Philippe Lemoine has a new post called “Lockdowns, econometrics and the art of putting lipstick on a pig.” He takes apart the paper “Causal impact of masks, policies, behavior on early covid-19 pandemic in the U.S.” by Victor Chernozhukov, Hiroyuki Kasaharab, and Paul Schrimpfb.
-The conclusions of Chenozhukov et al. rest on several dubious assumptions and are extremely sensitive to reasonable changes in the specifications of their model.
-The authors’ most robust finding is that mandating masks for public facing employees reduces the spread of COVID-19. This result is highly doubtful, given that they collected data on broader mask mandates that they chose to ignore in the paper. When the same models are run with the broad mask mandate, there is no effect.

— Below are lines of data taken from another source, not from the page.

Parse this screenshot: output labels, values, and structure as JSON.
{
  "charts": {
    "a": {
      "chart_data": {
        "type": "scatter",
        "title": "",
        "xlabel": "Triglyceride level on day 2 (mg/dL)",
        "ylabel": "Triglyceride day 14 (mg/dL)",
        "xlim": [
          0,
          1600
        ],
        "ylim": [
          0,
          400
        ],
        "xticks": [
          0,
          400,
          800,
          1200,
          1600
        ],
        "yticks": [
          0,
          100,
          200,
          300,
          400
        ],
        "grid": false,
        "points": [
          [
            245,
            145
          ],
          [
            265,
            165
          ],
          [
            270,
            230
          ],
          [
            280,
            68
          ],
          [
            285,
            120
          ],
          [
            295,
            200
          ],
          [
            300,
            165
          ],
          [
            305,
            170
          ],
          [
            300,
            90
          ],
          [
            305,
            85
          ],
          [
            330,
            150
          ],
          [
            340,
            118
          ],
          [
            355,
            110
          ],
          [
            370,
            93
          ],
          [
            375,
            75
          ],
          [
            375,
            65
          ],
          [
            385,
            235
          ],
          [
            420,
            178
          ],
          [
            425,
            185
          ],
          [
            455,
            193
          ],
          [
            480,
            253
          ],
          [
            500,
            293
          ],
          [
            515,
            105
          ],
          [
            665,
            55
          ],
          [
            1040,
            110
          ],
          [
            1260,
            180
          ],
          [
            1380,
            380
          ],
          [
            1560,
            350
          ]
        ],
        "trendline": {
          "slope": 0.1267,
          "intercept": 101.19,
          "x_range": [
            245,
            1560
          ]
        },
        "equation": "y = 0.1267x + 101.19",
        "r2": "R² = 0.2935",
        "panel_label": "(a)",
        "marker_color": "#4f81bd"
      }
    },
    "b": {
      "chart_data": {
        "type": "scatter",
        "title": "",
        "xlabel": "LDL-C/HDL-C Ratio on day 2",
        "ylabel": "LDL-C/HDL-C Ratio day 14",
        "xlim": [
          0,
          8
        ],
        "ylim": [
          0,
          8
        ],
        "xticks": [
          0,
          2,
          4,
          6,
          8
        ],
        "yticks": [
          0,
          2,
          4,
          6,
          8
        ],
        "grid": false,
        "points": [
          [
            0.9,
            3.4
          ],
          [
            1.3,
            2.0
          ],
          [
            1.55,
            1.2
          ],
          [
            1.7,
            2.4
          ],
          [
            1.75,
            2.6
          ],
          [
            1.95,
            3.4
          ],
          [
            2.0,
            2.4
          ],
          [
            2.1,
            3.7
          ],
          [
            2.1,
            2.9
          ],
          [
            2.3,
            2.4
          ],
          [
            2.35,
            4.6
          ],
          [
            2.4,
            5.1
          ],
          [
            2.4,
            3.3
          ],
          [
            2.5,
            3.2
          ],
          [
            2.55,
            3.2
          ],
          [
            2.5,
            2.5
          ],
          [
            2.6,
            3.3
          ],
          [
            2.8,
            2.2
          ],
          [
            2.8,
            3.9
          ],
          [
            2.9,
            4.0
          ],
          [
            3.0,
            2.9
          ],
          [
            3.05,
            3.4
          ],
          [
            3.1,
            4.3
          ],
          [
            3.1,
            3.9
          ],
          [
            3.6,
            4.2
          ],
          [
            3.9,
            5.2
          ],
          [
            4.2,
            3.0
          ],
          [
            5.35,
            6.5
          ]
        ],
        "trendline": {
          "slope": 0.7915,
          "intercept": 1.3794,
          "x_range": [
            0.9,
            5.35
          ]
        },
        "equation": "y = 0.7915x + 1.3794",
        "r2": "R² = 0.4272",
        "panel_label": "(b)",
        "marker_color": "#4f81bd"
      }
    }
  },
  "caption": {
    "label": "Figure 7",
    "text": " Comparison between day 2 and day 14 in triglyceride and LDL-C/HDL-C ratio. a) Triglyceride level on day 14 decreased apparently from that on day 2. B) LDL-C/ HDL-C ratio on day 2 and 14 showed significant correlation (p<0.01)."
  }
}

-This is particularly troubling given that in the paper they speculate that mandating face masks for everyone might have a much larger effect, a proposition they had the data to test.
-A much simpler version of their model fitted on simulated data finds that, even under very favorable conditions, the model performs extremely poorly. This is a problem not just for Chernozhukov et al., but for any study that relies on similar models to analyze the effects of non-pharmaceutical interventions.
Philippe’s report is not simply about one paper, but highlights the flaws of research based on statistical models that rely heavily on the questionable assumptions of authors. The incentive structure of academia rewards overly broad claims based on flimsy evidence, particularly when those claims are justified by complex models most people do not understand. A broader skepticism of supposed findings based on such models that can’t be verified through more straightforward methods is therefore warranted.